Patrick told everyone that Frode suggested Noma should leave the village. Patrick said that he was against it and asked the Praxk to stay, but Noma just recited something about his ‘ancestral weakness’ and ‘proving himself’ and ended up agreeing with Frode. Patrick said that Noma just walked out, too ashamed to say goodbye to anyone. When James asked why Noma was ashamed, he was slightly mad at the answer. Noma had betrayed James’s party and was the reason they were imprisoned. Michael joined in at that point and gave everyone a glimpse of the Lich King and the Lich Prince's power. He explained that they were master manipulators and that they shouldn’t hold a grudge against Noma. James agreed. After hearing Frey’s speech earlier in the day, he was in no mood to hold grudges. James asked Patrick if Noma was ever going to come back and the redhead just shrugged. Patrick said that he pleaded with Noma to come back, but never got a solid response. James decided then that if Noma ever made it back to the village, he would be welcomed as a friend because that was what he was.
Patrick and Alex eventually left the room and allowed James and Michael to catch up for the first time. Michael gave a slightly more detailed account of the horrors he faced in the dungeon, and the two decided that they would eventually need to go back. Michael told James about how there are many more prisoners down there and how he thought they were building something terrible with the souls of the Earth humans.
“Soul weapons,” James said pulling out his short sword. “They are making soul weapons. This is one right here.”
Michael looked horrified as well as confused.
“The spirit that brought me to the battleground was named Salmaana. Apparently, she was a very powerful mage in her time. Anyway, she said she locked away all the evil creatures in the world - everyone that practiced the magic of creating soul weapons. She explained that there was nothing she could do to undo the tragedy that went into making soul weapons, but sometimes you had to wield them to beat back evil.” James looked at his short sword, suddenly disgusted with it.

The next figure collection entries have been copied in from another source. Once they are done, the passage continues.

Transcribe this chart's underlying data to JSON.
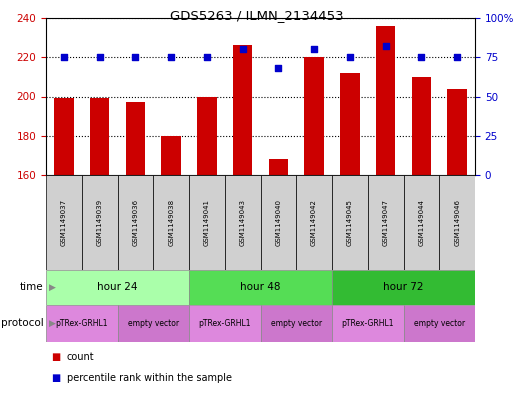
{
  "title": "GDS5263 / ILMN_2134453",
  "samples": [
    "GSM1149037",
    "GSM1149039",
    "GSM1149036",
    "GSM1149038",
    "GSM1149041",
    "GSM1149043",
    "GSM1149040",
    "GSM1149042",
    "GSM1149045",
    "GSM1149047",
    "GSM1149044",
    "GSM1149046"
  ],
  "counts": [
    199,
    199,
    197,
    180,
    200,
    226,
    168,
    220,
    212,
    236,
    210,
    204
  ],
  "percentiles": [
    75,
    75,
    75,
    75,
    75,
    80,
    68,
    80,
    75,
    82,
    75,
    75
  ],
  "ylim_left": [
    160,
    240
  ],
  "ylim_right": [
    0,
    100
  ],
  "yticks_left": [
    160,
    180,
    200,
    220,
    240
  ],
  "yticks_right": [
    0,
    25,
    50,
    75,
    100
  ],
  "time_groups": [
    {
      "label": "hour 24",
      "start": 0,
      "end": 4,
      "color": "#aaffaa"
    },
    {
      "label": "hour 48",
      "start": 4,
      "end": 8,
      "color": "#55dd55"
    },
    {
      "label": "hour 72",
      "start": 8,
      "end": 12,
      "color": "#33bb33"
    }
  ],
  "protocol_groups": [
    {
      "label": "pTRex-GRHL1",
      "start": 0,
      "end": 2,
      "color": "#ee88ee"
    },
    {
      "label": "empty vector",
      "start": 2,
      "end": 4,
      "color": "#ee88ee"
    },
    {
      "label": "pTRex-GRHL1",
      "start": 4,
      "end": 6,
      "color": "#ee88ee"
    },
    {
      "label": "empty vector",
      "start": 6,
      "end": 8,
      "color": "#ee88ee"
    },
    {
      "label": "pTRex-GRHL1",
      "start": 8,
      "end": 10,
      "color": "#ee88ee"
    },
    {
      "label": "empty vector",
      "start": 10,
      "end": 12,
      "color": "#ee88ee"
    }
  ],
  "bar_color": "#cc0000",
  "dot_color": "#0000cc",
  "bar_width": 0.55,
  "label_color_left": "#cc0000",
  "label_color_right": "#0000cc",
  "grid_color": "#000000",
  "sample_box_color": "#d0d0d0",
  "background_color": "#ffffff"
}
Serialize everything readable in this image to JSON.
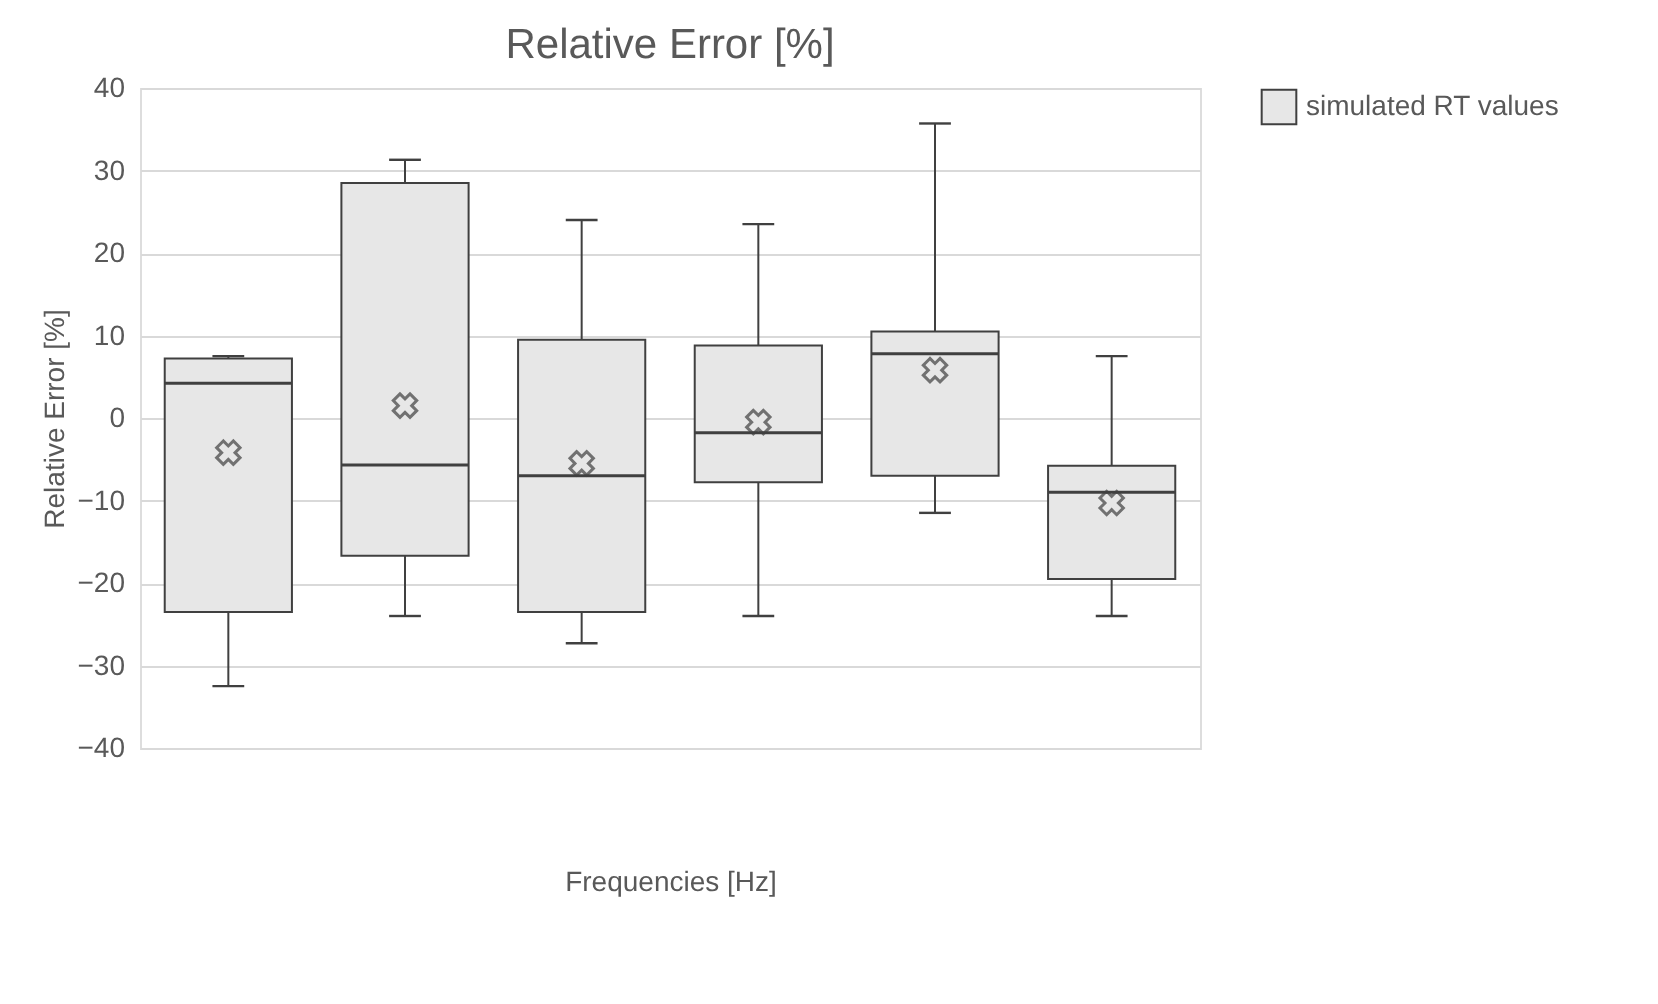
{
  "chart_data": {
    "type": "box",
    "title": "Relative Error [%]",
    "xlabel": "Frequencies [Hz]",
    "ylabel": "Relative Error [%]",
    "categories": [
      null,
      null,
      null,
      null,
      null,
      null
    ],
    "series": [
      {
        "name": "simulated RT values",
        "color": "#e7e7e7",
        "boxes": [
          {
            "low": -32.5,
            "q1": -23.5,
            "median": 4.2,
            "q3": 7.2,
            "high": 7.5,
            "mean": -4.2
          },
          {
            "low": -24,
            "q1": -16.7,
            "median": -5.7,
            "q3": 28.5,
            "high": 31.3,
            "mean": 1.5
          },
          {
            "low": -27.3,
            "q1": -23.5,
            "median": -7,
            "q3": 9.5,
            "high": 24,
            "mean": -5.5
          },
          {
            "low": -24,
            "q1": -7.8,
            "median": -1.8,
            "q3": 8.8,
            "high": 23.5,
            "mean": -0.5
          },
          {
            "low": -11.5,
            "q1": -7,
            "median": 7.8,
            "q3": 10.5,
            "high": 35.7,
            "mean": 5.8
          },
          {
            "low": -24,
            "q1": -19.5,
            "median": -9,
            "q3": -5.8,
            "high": 7.5,
            "mean": -10.3
          }
        ]
      }
    ],
    "ylim": [
      -40,
      40
    ],
    "yticks": [
      -40,
      -30,
      -20,
      -10,
      0,
      10,
      20,
      30,
      40
    ],
    "grid": "y",
    "legend": "right",
    "tick_labels": "y",
    "marker": "cross"
  }
}
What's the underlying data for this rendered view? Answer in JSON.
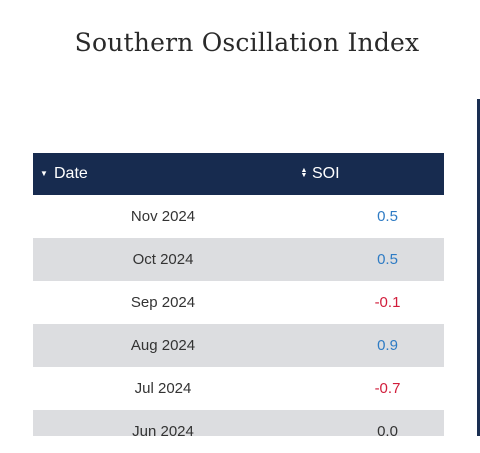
{
  "title": "Southern Oscillation Index",
  "table": {
    "headers": {
      "date": "Date",
      "soi": "SOI"
    },
    "rows": [
      {
        "date": "Nov 2024",
        "soi": "0.5"
      },
      {
        "date": "Oct 2024",
        "soi": "0.5"
      },
      {
        "date": "Sep 2024",
        "soi": "-0.1"
      },
      {
        "date": "Aug 2024",
        "soi": "0.9"
      },
      {
        "date": "Jul 2024",
        "soi": "-0.7"
      },
      {
        "date": "Jun 2024",
        "soi": "0.0"
      }
    ]
  },
  "colors": {
    "header_bg": "#172b4f",
    "stripe": "#dcdde0",
    "positive": "#2e7bc4",
    "negative": "#d11d3b"
  },
  "icons": {
    "date_sort": "sort-descending-icon",
    "soi_sort": "sort-both-icon"
  }
}
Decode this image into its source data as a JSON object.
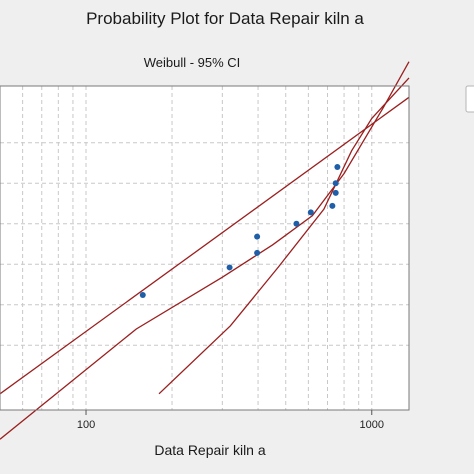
{
  "chart_data": {
    "type": "scatter",
    "title": "Probability Plot for Data Repair kiln a",
    "subtitle": "Weibull - 95% CI",
    "xlabel": "Data Repair kiln a",
    "ylabel": "",
    "x_scale": "log",
    "xlim": [
      50,
      1350
    ],
    "x_ticks": [
      100,
      1000
    ],
    "x_tick_labels": [
      "100",
      "1000"
    ],
    "grid": true,
    "points": [
      {
        "x": 158,
        "y": 0.31
      },
      {
        "x": 318,
        "y": 0.48
      },
      {
        "x": 397,
        "y": 0.57
      },
      {
        "x": 397,
        "y": 0.67
      },
      {
        "x": 545,
        "y": 0.75
      },
      {
        "x": 612,
        "y": 0.82
      },
      {
        "x": 728,
        "y": 0.86
      },
      {
        "x": 748,
        "y": 0.94
      },
      {
        "x": 748,
        "y": 1.0
      },
      {
        "x": 758,
        "y": 1.1
      }
    ],
    "fit_line": [
      [
        50,
        -0.3
      ],
      [
        1350,
        1.53
      ]
    ],
    "ci_lower": [
      [
        50,
        -0.58
      ],
      [
        150,
        0.1
      ],
      [
        300,
        0.42
      ],
      [
        450,
        0.62
      ],
      [
        620,
        0.8
      ],
      [
        800,
        1.06
      ],
      [
        1100,
        1.47
      ],
      [
        1350,
        1.75
      ]
    ],
    "ci_upper": [
      [
        180,
        -0.3
      ],
      [
        320,
        0.12
      ],
      [
        470,
        0.48
      ],
      [
        680,
        0.84
      ],
      [
        850,
        1.2
      ],
      [
        1000,
        1.4
      ],
      [
        1350,
        1.65
      ]
    ],
    "colors": {
      "point": "#1f5fa8",
      "lines": "#9b1f1f",
      "grid": "#c8c8c8",
      "plot_bg": "#ffffff",
      "figure_bg": "#efefef"
    }
  }
}
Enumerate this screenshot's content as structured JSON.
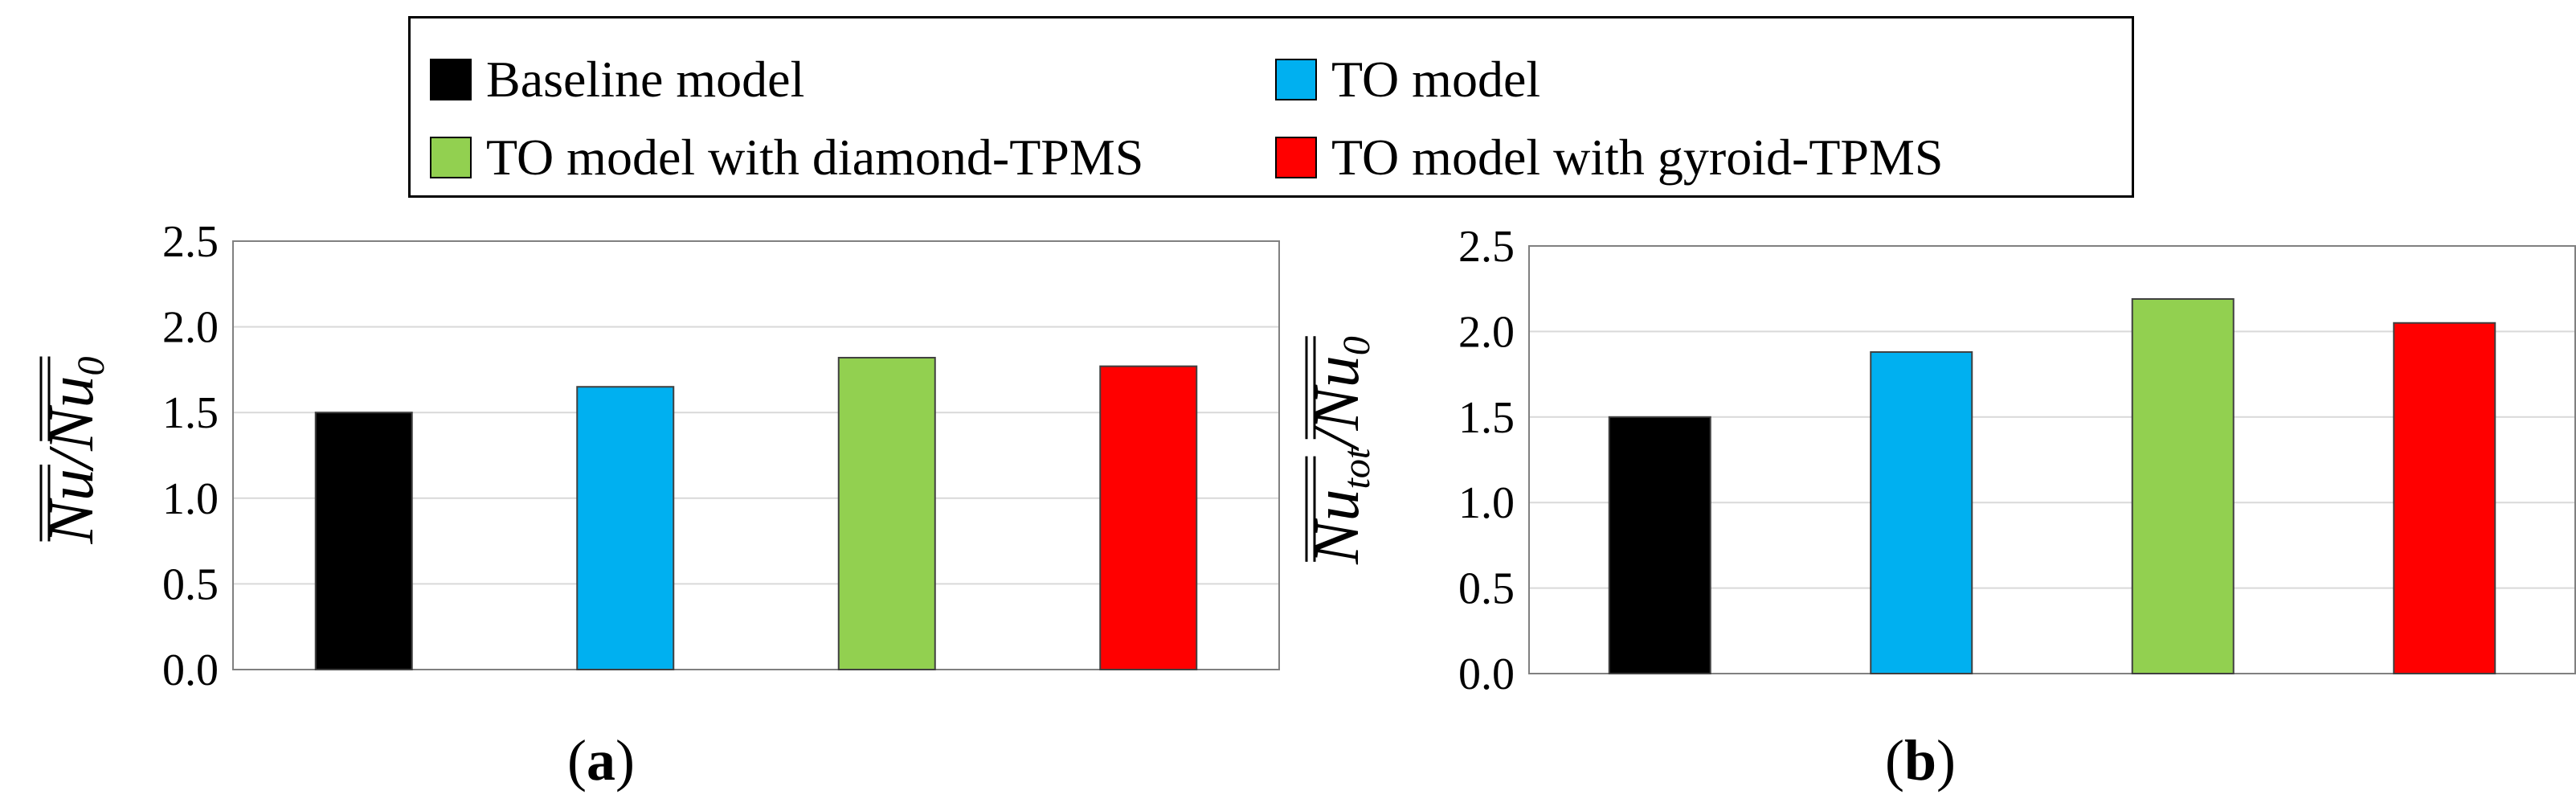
{
  "legend": {
    "items": [
      {
        "label": "Baseline model",
        "color": "#000000"
      },
      {
        "label": "TO model",
        "color": "#00b0f0"
      },
      {
        "label": "TO model with diamond-TPMS",
        "color": "#92d050"
      },
      {
        "label": "TO model with gyroid-TPMS",
        "color": "#ff0000"
      }
    ]
  },
  "chart_data": [
    {
      "type": "bar",
      "panel_label": "(a)",
      "categories": [
        "Baseline model",
        "TO model",
        "TO model with diamond-TPMS",
        "TO model with gyroid-TPMS"
      ],
      "values": [
        1.5,
        1.65,
        1.82,
        1.77
      ],
      "colors": [
        "#000000",
        "#00b0f0",
        "#92d050",
        "#ff0000"
      ],
      "ylabel": {
        "num": "Nu",
        "num_sub": "",
        "den": "Nu",
        "den_sub": "0"
      },
      "ylim": [
        0.0,
        2.5
      ],
      "yticks": [
        "0.0",
        "0.5",
        "1.0",
        "1.5",
        "2.0",
        "2.5"
      ],
      "grid": true
    },
    {
      "type": "bar",
      "panel_label": "(b)",
      "categories": [
        "Baseline model",
        "TO model",
        "TO model with diamond-TPMS",
        "TO model with gyroid-TPMS"
      ],
      "values": [
        1.5,
        1.88,
        2.19,
        2.05
      ],
      "colors": [
        "#000000",
        "#00b0f0",
        "#92d050",
        "#ff0000"
      ],
      "ylabel": {
        "num": "Nu",
        "num_sub": "tot",
        "den": "Nu",
        "den_sub": "0"
      },
      "ylim": [
        0.0,
        2.5
      ],
      "yticks": [
        "0.0",
        "0.5",
        "1.0",
        "1.5",
        "2.0",
        "2.5"
      ],
      "grid": true
    }
  ]
}
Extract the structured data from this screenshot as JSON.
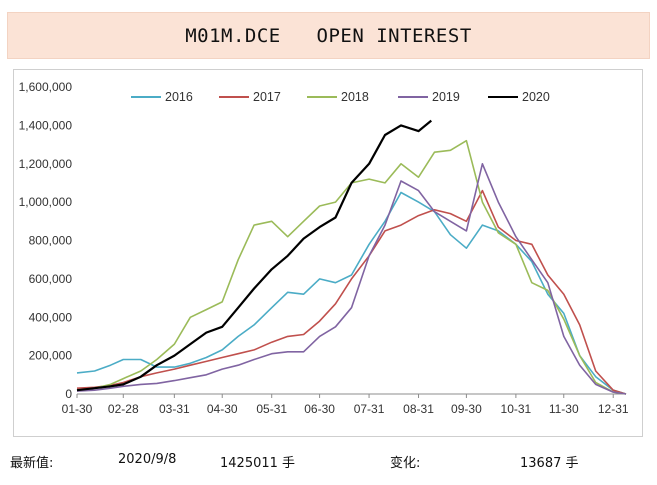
{
  "header": {
    "title": "M01M.DCE   OPEN INTEREST"
  },
  "footer": {
    "latest_label": "最新值:",
    "date": "2020/9/8",
    "value": "1425011 手",
    "change_label": "变化:",
    "change_value": "13687 手"
  },
  "chart_data": {
    "type": "line",
    "title": "",
    "xlabel": "",
    "ylabel": "",
    "x_tick_labels": [
      "01-30",
      "02-28",
      "03-31",
      "04-30",
      "05-31",
      "06-30",
      "07-31",
      "08-31",
      "09-30",
      "10-31",
      "11-30",
      "12-31"
    ],
    "y_tick_labels": [
      "0",
      "200,000",
      "400,000",
      "600,000",
      "800,000",
      "1,000,000",
      "1,200,000",
      "1,400,000",
      "1,600,000"
    ],
    "ylim": [
      0,
      1600000
    ],
    "xlim": [
      "01-30",
      "01-08"
    ],
    "grid": false,
    "legend": "top",
    "x_unit": "month-day",
    "series": [
      {
        "name": "2016",
        "color": "#4bacc6",
        "x": [
          "01-30",
          "02-10",
          "02-20",
          "02-28",
          "03-10",
          "03-20",
          "03-31",
          "04-10",
          "04-20",
          "04-30",
          "05-10",
          "05-20",
          "05-31",
          "06-10",
          "06-20",
          "06-30",
          "07-10",
          "07-20",
          "07-31",
          "08-10",
          "08-20",
          "08-31",
          "09-10",
          "09-20",
          "09-30",
          "10-10",
          "10-20",
          "10-31",
          "11-10",
          "11-20",
          "11-30",
          "12-10",
          "12-20",
          "12-31",
          "01-08"
        ],
        "values": [
          110000,
          120000,
          150000,
          180000,
          180000,
          140000,
          140000,
          160000,
          190000,
          230000,
          300000,
          360000,
          450000,
          530000,
          520000,
          600000,
          580000,
          620000,
          780000,
          900000,
          1050000,
          1000000,
          950000,
          830000,
          760000,
          880000,
          850000,
          780000,
          690000,
          520000,
          420000,
          200000,
          90000,
          20000,
          0
        ]
      },
      {
        "name": "2017",
        "color": "#c0504d",
        "x": [
          "01-30",
          "02-10",
          "02-20",
          "02-28",
          "03-10",
          "03-20",
          "03-31",
          "04-10",
          "04-20",
          "04-30",
          "05-10",
          "05-20",
          "05-31",
          "06-10",
          "06-20",
          "06-30",
          "07-10",
          "07-20",
          "07-31",
          "08-10",
          "08-20",
          "08-31",
          "09-10",
          "09-20",
          "09-30",
          "10-10",
          "10-20",
          "10-31",
          "11-10",
          "11-20",
          "11-30",
          "12-10",
          "12-20",
          "12-31",
          "01-08"
        ],
        "values": [
          30000,
          35000,
          45000,
          60000,
          90000,
          110000,
          130000,
          150000,
          170000,
          190000,
          210000,
          230000,
          270000,
          300000,
          310000,
          380000,
          470000,
          600000,
          720000,
          850000,
          880000,
          930000,
          960000,
          940000,
          900000,
          1060000,
          870000,
          800000,
          780000,
          620000,
          520000,
          360000,
          120000,
          20000,
          0
        ]
      },
      {
        "name": "2018",
        "color": "#9bbb59",
        "x": [
          "01-30",
          "02-10",
          "02-20",
          "02-28",
          "03-10",
          "03-20",
          "03-31",
          "04-10",
          "04-20",
          "04-30",
          "05-10",
          "05-20",
          "05-31",
          "06-10",
          "06-20",
          "06-30",
          "07-10",
          "07-20",
          "07-31",
          "08-10",
          "08-20",
          "08-31",
          "09-10",
          "09-20",
          "09-30",
          "10-10",
          "10-20",
          "10-31",
          "11-10",
          "11-20",
          "11-30",
          "12-10",
          "12-20",
          "12-31",
          "01-08"
        ],
        "values": [
          20000,
          30000,
          50000,
          80000,
          120000,
          180000,
          260000,
          400000,
          440000,
          480000,
          700000,
          880000,
          900000,
          820000,
          900000,
          980000,
          1000000,
          1100000,
          1120000,
          1100000,
          1200000,
          1130000,
          1260000,
          1270000,
          1320000,
          1000000,
          840000,
          780000,
          580000,
          540000,
          390000,
          200000,
          60000,
          10000,
          0
        ]
      },
      {
        "name": "2019",
        "color": "#8064a2",
        "x": [
          "01-30",
          "02-10",
          "02-20",
          "02-28",
          "03-10",
          "03-20",
          "03-31",
          "04-10",
          "04-20",
          "04-30",
          "05-10",
          "05-20",
          "05-31",
          "06-10",
          "06-20",
          "06-30",
          "07-10",
          "07-20",
          "07-31",
          "08-10",
          "08-20",
          "08-31",
          "09-10",
          "09-20",
          "09-30",
          "10-10",
          "10-20",
          "10-31",
          "11-10",
          "11-20",
          "11-30",
          "12-10",
          "12-20",
          "12-31",
          "01-08"
        ],
        "values": [
          15000,
          20000,
          30000,
          40000,
          50000,
          55000,
          70000,
          85000,
          100000,
          130000,
          150000,
          180000,
          210000,
          220000,
          220000,
          300000,
          350000,
          450000,
          720000,
          880000,
          1110000,
          1060000,
          950000,
          900000,
          850000,
          1200000,
          1000000,
          820000,
          700000,
          580000,
          300000,
          150000,
          50000,
          10000,
          0
        ]
      },
      {
        "name": "2020",
        "color": "#000000",
        "x": [
          "01-30",
          "02-10",
          "02-20",
          "02-28",
          "03-10",
          "03-20",
          "03-31",
          "04-10",
          "04-20",
          "04-30",
          "05-10",
          "05-20",
          "05-31",
          "06-10",
          "06-20",
          "06-30",
          "07-10",
          "07-20",
          "07-31",
          "08-10",
          "08-20",
          "08-31",
          "09-08"
        ],
        "values": [
          20000,
          30000,
          40000,
          50000,
          90000,
          150000,
          200000,
          260000,
          320000,
          350000,
          450000,
          550000,
          650000,
          720000,
          810000,
          870000,
          920000,
          1100000,
          1200000,
          1350000,
          1400000,
          1370000,
          1425011
        ]
      }
    ]
  }
}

Michael placed his hand on the short sword and lowered it, “I don’t care about your soul weapon or any of the old ones. I just don’t want any more to be made. We need to save the people inside that dungeon. According to what you say about Salmaana, the Lich King was supposed not to have access to any more souls. Now he does because Earth humans were somehow placed into his domain when they were put into the game. We need to figure out what happened to Earth too, for our own wellbeing and to figure out why people got transferred into the dungeon in the first place.”
James could only nod in agreement.
He was happy to have his brother back finally. It felt like months went by since he first entered the game. It felt like even longer, considering he and his brother had rarely gone a day without seeing each other since their parents died. Then they were separated for weeks inside the game. James sighed. They had a lot they needed to accomplish. Suddenly, the effects of the ale James had drunk that day hit him all at once. His head swam and his vision unfocused, allowing him to notice the angrily blinking notification icon in his interface for the first time. Tomorrow, James would check it out tomorrow.
James fell back into a makeshift bed, “Tomorrow, Brother. There will always be so many questions. Let’s search for answers tomorrow.”
And with that, James fell asleep; drunkenly worried that he would be awoken by Ingos.